Tracer des lignes… Une philosophie linéaire… Ce serait là l’expérience même des cours. Parce que la forme n’est pas donnée, se cherche peut-être à travers un expressionnisme informel, des manières de s’exprimer qui supposent des explications, des développements, des lignes pour sortir du pli, se redéployer en des sens qui bifurquent et qui ne s’adressent pas tout à fait aux mêmes personnages que les livres puisqu’on voit ici s’ouvrir des considérations sur Plotin, Hegel, Goethe, Whitehead, peu abordés dans les ouvrages publiés. On saisit par exemple comment Spinoza fabrique des lignes de « propositions », de démonstrations, de renvois coudés, de niveaux superposés hors du temps… Alors ces lignes s’assemblent, se composent pour créer une percée soudaine comme dans le livre V de L’Éthique. Il en va ainsi du cours de Deleuze pour prendre la ligne, pour partir sur une ligne de crête, une ligne d’univers comme il le dit souvent. Et c’est en effet dans le cours mieux qu’ailleurs que toutes ces lignes forment une suite d’interruptions, de passages, de respirations pour construire une histoire de la philosophie qui est tout autant une géographie.
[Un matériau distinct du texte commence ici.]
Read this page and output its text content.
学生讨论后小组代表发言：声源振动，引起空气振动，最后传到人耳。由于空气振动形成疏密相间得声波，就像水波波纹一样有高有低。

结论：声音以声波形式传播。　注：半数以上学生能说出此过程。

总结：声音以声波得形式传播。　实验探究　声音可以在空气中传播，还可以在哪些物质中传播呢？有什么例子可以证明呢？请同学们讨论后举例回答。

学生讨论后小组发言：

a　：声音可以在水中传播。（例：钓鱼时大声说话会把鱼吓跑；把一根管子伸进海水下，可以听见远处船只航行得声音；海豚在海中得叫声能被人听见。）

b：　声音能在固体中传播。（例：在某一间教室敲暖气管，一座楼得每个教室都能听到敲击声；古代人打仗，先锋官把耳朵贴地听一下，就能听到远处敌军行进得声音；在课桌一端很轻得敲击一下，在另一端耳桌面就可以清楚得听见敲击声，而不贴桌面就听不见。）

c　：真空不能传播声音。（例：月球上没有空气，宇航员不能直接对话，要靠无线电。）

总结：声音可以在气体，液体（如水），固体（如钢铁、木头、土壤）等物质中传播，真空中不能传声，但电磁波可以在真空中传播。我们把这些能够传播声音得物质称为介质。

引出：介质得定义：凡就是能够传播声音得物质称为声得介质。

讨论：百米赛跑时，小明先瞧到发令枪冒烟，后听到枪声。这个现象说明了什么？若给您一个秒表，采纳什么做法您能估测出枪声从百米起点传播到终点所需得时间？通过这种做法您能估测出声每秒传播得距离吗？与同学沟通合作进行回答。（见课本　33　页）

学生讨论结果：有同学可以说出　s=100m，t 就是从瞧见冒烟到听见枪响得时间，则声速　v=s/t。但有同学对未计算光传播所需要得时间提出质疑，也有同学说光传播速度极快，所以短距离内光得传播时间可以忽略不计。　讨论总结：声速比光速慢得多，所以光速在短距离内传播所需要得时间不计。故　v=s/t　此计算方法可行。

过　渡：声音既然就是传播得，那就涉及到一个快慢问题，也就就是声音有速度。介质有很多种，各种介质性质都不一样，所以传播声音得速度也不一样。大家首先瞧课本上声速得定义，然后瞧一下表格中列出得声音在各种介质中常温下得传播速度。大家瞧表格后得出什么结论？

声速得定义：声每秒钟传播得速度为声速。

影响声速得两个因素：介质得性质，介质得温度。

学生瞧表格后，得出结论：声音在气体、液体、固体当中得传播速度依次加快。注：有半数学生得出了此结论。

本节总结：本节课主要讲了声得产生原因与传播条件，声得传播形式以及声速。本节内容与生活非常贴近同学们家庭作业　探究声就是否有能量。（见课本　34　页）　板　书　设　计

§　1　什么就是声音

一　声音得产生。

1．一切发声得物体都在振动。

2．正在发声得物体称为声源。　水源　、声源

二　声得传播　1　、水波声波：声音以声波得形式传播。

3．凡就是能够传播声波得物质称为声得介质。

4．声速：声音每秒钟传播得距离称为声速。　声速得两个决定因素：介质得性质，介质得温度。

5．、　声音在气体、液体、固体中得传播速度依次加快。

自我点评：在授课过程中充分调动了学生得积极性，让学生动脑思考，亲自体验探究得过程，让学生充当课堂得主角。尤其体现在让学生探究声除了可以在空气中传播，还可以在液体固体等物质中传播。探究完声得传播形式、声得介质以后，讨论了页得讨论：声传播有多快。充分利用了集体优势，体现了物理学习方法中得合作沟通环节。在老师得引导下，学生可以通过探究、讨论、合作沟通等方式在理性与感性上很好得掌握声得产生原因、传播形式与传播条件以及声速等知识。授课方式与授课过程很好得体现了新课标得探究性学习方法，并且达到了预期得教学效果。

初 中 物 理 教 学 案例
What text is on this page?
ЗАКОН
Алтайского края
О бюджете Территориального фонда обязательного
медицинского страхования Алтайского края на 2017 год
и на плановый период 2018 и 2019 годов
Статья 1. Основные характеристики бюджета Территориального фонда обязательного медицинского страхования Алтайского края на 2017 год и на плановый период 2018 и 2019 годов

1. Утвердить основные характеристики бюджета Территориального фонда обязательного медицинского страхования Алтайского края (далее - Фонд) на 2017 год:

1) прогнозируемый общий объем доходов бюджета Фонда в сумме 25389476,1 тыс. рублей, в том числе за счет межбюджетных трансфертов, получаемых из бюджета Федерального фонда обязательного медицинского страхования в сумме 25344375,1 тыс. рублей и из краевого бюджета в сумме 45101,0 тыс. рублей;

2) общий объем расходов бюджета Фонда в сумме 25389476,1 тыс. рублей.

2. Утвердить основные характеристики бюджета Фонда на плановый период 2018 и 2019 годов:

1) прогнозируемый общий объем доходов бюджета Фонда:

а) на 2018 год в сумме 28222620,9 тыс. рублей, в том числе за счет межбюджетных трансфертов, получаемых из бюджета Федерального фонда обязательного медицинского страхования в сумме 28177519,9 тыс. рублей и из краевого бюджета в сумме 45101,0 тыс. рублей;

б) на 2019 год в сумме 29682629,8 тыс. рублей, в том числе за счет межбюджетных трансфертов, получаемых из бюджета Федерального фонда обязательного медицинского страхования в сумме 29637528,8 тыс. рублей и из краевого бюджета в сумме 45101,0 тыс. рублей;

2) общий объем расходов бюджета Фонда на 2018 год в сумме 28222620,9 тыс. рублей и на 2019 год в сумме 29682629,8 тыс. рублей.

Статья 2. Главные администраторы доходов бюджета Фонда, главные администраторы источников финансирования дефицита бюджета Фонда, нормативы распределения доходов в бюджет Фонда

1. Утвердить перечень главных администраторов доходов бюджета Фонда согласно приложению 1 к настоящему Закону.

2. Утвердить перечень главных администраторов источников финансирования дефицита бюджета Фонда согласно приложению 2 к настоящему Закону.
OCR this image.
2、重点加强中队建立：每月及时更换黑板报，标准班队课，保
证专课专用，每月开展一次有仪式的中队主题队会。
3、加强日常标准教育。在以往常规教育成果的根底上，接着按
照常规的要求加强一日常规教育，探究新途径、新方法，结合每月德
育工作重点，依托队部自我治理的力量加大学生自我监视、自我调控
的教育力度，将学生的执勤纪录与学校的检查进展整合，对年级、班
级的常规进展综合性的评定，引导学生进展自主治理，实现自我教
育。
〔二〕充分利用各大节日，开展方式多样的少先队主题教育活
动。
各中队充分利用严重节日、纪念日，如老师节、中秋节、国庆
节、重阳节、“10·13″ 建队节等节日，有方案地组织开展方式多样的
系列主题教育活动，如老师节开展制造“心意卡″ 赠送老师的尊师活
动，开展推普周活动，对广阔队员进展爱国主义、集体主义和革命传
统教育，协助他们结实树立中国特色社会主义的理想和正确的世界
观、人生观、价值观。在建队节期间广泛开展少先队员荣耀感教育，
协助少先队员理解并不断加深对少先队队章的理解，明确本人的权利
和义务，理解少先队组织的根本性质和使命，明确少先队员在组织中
Tracer des lignes, construire une philosophie multilinéaire… Mais si cela se produit, ce n’est pas sans soudainement se confronter à ce qui passe entre les lignes, entre les lignes de l’écriture ou même de la voix pour se heurter à l’événement qui vient. Entre les lignes qui sont nombreuses, il y a encore, bien sûr, une ligne qui traverse, transversale, et que Deleuze appellera la ligne du dehors. Et il est bien possible que le Cours témoigne de cette ligne du dehors mieux parfois qu’un livre, parce qu’elle n’est pas du tout faite, n’est pas encore rencontrée, qu’elle est sur le point de nous bousculer. En ce sens, c’est bien elle « qui nous rencontrera », aussi sûrement que la baleine blanche dans Moby Dick. Et c’est cette rencontre dont le cours de Deleuze propose l’expérience pour qui parvient à entrer dans les interjections, les suspensions de l’exposition, le rythme d’une phrase qui devient visible, comme sur un bateau en train de tanguer, de couler, de se redresser pour finalement conquérir une « ligne de flottaison ».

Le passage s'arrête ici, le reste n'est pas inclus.